Bill Gates and Mark Zuckerberg on the Future of Jobs

Interesting thoughts from Bill Gates and Mark Zuckerberg in an article in Marketwatch:

Mark Zuckerberg and Bill Gates built billion-dollar technology companies in two very different areas, but they both agree on the biggest threats to American jobs.

At his Harvard University commencement speech on Thursday, Facebook chief executive Zuckerberg,  had some tough words for the Class of 2017. “Our generation will have to deal with tens of millions of jobs replaced by automation like self-driving cars and trucks, ” he said, adding, “When our parents graduated, purpose reliably came from your job, your church, your community, . But today, technology and automation are eliminating many jobs. Membership in communities is declining. Many people feel disconnected and depressed, and are trying to fill a void.”

Gates, the founder of Microsoft  earlier this month, sounded the same warning. Gates said he didn’t want to sound like the guy from “The Graduate, ” which celebrates 50 years this year. In that movie, old Benjamin Braddock (Dustin Hoffman) was given this very famous piece of advice: “I just want to say one word to you. Just one word …Plastics, ” And today? That word would likely be “robots.” Gates took his 34.8 million Twitter followers by the virtual shoulder and said “artificial intelligence” would have a huge impact. In other words, why not join the revolution? After all, that’s exactly what Zuckerberg and Gates did with social media and computer software.

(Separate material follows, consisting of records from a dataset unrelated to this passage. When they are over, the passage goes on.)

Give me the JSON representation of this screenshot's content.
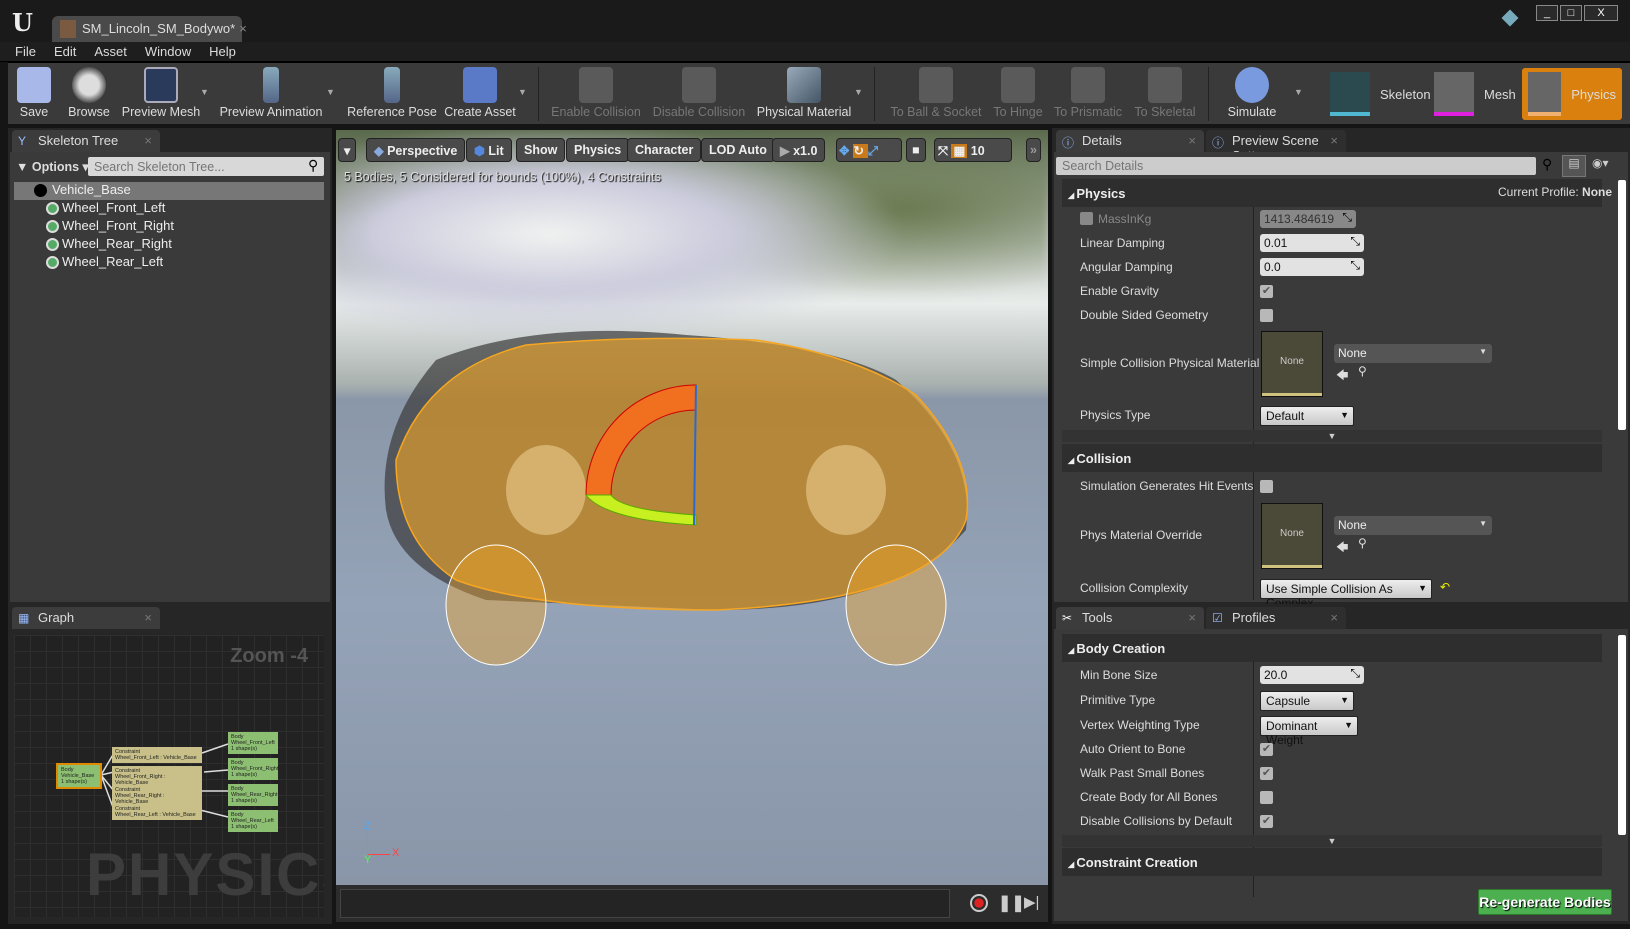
{
  "app": {
    "document_tab": "SM_Lincoln_SM_Bodywo*",
    "window_buttons": [
      "_",
      "□",
      "X"
    ]
  },
  "menu": [
    "File",
    "Edit",
    "Asset",
    "Window",
    "Help"
  ],
  "toolbar": {
    "items": [
      {
        "label": "Save",
        "icon": "save-icon",
        "enabled": true
      },
      {
        "label": "Browse",
        "icon": "browse-icon",
        "enabled": true
      },
      {
        "label": "Preview Mesh",
        "icon": "preview-mesh-icon",
        "enabled": true
      },
      {
        "label": "Preview Animation",
        "icon": "preview-animation-icon",
        "enabled": true
      },
      {
        "label": "Reference Pose",
        "icon": "reference-pose-icon",
        "enabled": true
      },
      {
        "label": "Create Asset",
        "icon": "create-asset-icon",
        "enabled": true
      },
      {
        "label": "Enable Collision",
        "icon": "enable-collision-icon",
        "enabled": false
      },
      {
        "label": "Disable Collision",
        "icon": "disable-collision-icon",
        "enabled": false
      },
      {
        "label": "Physical Material",
        "icon": "physical-material-icon",
        "enabled": true
      },
      {
        "label": "To Ball & Socket",
        "icon": "ball-socket-icon",
        "enabled": false
      },
      {
        "label": "To Hinge",
        "icon": "hinge-icon",
        "enabled": false
      },
      {
        "label": "To Prismatic",
        "icon": "prismatic-icon",
        "enabled": false
      },
      {
        "label": "To Skeletal",
        "icon": "skeletal-icon",
        "enabled": false
      },
      {
        "label": "Simulate",
        "icon": "simulate-icon",
        "enabled": true
      }
    ],
    "modes": [
      {
        "label": "Skeleton",
        "color": "#4fb8d0"
      },
      {
        "label": "Mesh",
        "color": "#e020e0"
      },
      {
        "label": "Physics",
        "color": "#f0b070",
        "active": true
      }
    ]
  },
  "skeleton_tree": {
    "tab": "Skeleton Tree",
    "options": "Options",
    "search_placeholder": "Search Skeleton Tree...",
    "bones": [
      {
        "name": "Vehicle_Base",
        "selected": true
      },
      {
        "name": "Wheel_Front_Left"
      },
      {
        "name": "Wheel_Front_Right"
      },
      {
        "name": "Wheel_Rear_Right"
      },
      {
        "name": "Wheel_Rear_Left"
      }
    ]
  },
  "graph": {
    "tab": "Graph",
    "zoom": "Zoom -4",
    "watermark": "PHYSICS",
    "root": {
      "title": "Body",
      "name": "Vehicle_Base",
      "shapes": "1 shape(s)"
    },
    "constraints": [
      {
        "title": "Constraint",
        "name": "Wheel_Front_Left : Vehicle_Base"
      },
      {
        "title": "Constraint",
        "name": "Wheel_Front_Right : Vehicle_Base"
      },
      {
        "title": "Constraint",
        "name": "Wheel_Rear_Right : Vehicle_Base"
      },
      {
        "title": "Constraint",
        "name": "Wheel_Rear_Left : Vehicle_Base"
      }
    ],
    "bodies": [
      {
        "title": "Body",
        "name": "Wheel_Front_Left",
        "shapes": "1 shape(s)"
      },
      {
        "title": "Body",
        "name": "Wheel_Front_Right",
        "shapes": "1 shape(s)"
      },
      {
        "title": "Body",
        "name": "Wheel_Rear_Right",
        "shapes": "1 shape(s)"
      },
      {
        "title": "Body",
        "name": "Wheel_Rear_Left",
        "shapes": "1 shape(s)"
      }
    ]
  },
  "viewport": {
    "buttons": {
      "perspective": "Perspective",
      "lit": "Lit",
      "show": "Show",
      "physics": "Physics",
      "character": "Character",
      "lod": "LOD Auto",
      "speed": "x1.0",
      "grid": "10"
    },
    "stats": "5 Bodies, 5 Considered for bounds (100%), 4 Constraints",
    "axis": {
      "z": "Z",
      "x": "X",
      "y": "Y"
    },
    "accent": "#f5a623"
  },
  "details": {
    "tabs": [
      "Details",
      "Preview Scene Sett"
    ],
    "search_placeholder": "Search Details",
    "physics": {
      "header": "Physics",
      "profile_label": "Current Profile:",
      "profile_value": "None",
      "mass_label": "MassInKg",
      "mass_value": "1413.484619",
      "mass_override": false,
      "linear_damping_label": "Linear Damping",
      "linear_damping": "0.01",
      "angular_damping_label": "Angular Damping",
      "angular_damping": "0.0",
      "gravity_label": "Enable Gravity",
      "gravity": true,
      "double_sided_label": "Double Sided Geometry",
      "double_sided": false,
      "simple_mat_label": "Simple Collision Physical Material",
      "simple_mat_thumb": "None",
      "simple_mat_value": "None",
      "physics_type_label": "Physics Type",
      "physics_type": "Default"
    },
    "collision": {
      "header": "Collision",
      "hit_events_label": "Simulation Generates Hit Events",
      "hit_events": false,
      "override_label": "Phys Material Override",
      "override_thumb": "None",
      "override_value": "None",
      "complexity_label": "Collision Complexity",
      "complexity": "Use Simple Collision As Complex"
    }
  },
  "tools": {
    "tabs": [
      "Tools",
      "Profiles"
    ],
    "body_creation": {
      "header": "Body Creation",
      "min_bone_label": "Min Bone Size",
      "min_bone": "20.0",
      "primitive_label": "Primitive Type",
      "primitive": "Capsule",
      "vertex_label": "Vertex Weighting Type",
      "vertex": "Dominant Weight",
      "auto_orient_label": "Auto Orient to Bone",
      "auto_orient": true,
      "walk_label": "Walk Past Small Bones",
      "walk": true,
      "all_bones_label": "Create Body for All Bones",
      "all_bones": false,
      "disable_coll_label": "Disable Collisions by Default",
      "disable_coll": true
    },
    "constraint_header": "Constraint Creation",
    "regenerate": "Re-generate Bodies",
    "regenerate_color": "#4caf50"
  }
}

But that’s not the only response to the robot revolution. Last February,  Gates also told Quartz that robots should free up labor “and give graduates an opportunity to focus on jobs that only let us do a better job of reaching out to the elderly, having smaller class sizes, helping kids with special needs. You know, all of those are things where human empathy and understanding are still very, very unique.” Gates said there is a counter-intuitive way of approaching the rise of robots. “So if you can take the labor that used to do the thing automation replaces …then you’re net ahead.”

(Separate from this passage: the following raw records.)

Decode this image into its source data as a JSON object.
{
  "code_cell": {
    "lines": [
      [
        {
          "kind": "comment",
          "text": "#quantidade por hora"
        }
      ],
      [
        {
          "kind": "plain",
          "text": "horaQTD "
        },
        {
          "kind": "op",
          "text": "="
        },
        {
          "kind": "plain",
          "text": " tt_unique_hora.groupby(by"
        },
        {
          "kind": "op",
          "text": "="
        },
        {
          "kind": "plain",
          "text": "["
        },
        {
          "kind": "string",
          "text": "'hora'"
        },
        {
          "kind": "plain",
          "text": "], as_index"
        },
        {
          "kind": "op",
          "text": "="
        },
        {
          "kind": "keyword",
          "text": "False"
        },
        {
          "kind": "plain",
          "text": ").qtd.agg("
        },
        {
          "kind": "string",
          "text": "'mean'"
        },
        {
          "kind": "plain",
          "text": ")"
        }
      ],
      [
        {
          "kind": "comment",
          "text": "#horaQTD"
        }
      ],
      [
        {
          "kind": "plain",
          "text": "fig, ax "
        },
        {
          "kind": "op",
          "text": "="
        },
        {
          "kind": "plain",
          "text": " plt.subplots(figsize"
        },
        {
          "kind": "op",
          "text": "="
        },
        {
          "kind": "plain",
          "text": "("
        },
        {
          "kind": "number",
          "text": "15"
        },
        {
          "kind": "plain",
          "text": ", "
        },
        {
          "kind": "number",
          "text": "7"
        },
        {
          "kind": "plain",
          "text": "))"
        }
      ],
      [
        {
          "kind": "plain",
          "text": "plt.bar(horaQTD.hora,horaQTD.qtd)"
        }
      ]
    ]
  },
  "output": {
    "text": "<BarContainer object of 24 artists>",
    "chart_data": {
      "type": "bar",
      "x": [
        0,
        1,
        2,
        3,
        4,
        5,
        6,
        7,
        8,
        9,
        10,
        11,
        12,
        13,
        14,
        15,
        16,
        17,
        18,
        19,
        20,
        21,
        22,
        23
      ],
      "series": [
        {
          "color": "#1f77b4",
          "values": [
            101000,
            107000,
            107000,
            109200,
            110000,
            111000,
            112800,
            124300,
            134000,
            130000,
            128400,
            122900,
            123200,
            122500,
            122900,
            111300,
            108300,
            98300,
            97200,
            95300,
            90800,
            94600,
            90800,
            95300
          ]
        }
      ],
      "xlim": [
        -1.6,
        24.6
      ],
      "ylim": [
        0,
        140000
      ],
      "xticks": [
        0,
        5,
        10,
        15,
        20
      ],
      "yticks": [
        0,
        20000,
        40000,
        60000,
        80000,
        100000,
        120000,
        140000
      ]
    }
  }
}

Zuckerberg too spoke about finding meaningful jobs and purpose in this new automated economy. “Class of 2017, you are graduating into a world that needs purpose. It’s up to you to create it, ” he said, adding, “Taking on big meaningful projects is the first thing we can do to create a world where everyone has a sense of purpose. The second is redefining equality to give everyone the freedom they need to pursue purpose. Many of our parents had stable jobs throughout their careers.” Today’s graduates, he said, will need to carve their own path, but have the freedom to fail and to try again.

They’re not wrong: Robots are expected to create 15 million new jobs in the U.S. over the next 10 years, as a direct result of automation and artificial intelligence, equivalent to 10% of the workforce,  a recent report by Forrester Research found. The downside: robotics will also kill 25 million jobs over the same period. So in one way Gates is correct. Artificial intelligence and automation is an area undergoing a seismic shift, just like computers did in the 1980s and plastics did 30 years before that, and how people around the world changed how the communicate and share information about themselves (and, yes, data about themselves) 10 years ago.

And what field will be hot 50 years from now? Some 65% of Americans expect that within 50 years robots and computers will “definitely” or “probably” do much of the work currently done by humans,  according to a survey by the Pew Research Center, a nonprofit think tank in Washington, D.C. Some 38% of jobs in the U.S. are at “high risk” of being replaced by robots and artificial intelligence over the next 15 years, a separate estimate by consulting and accounting firm PwC found, which is still lower than Germany (35%) and the U.K. (30%).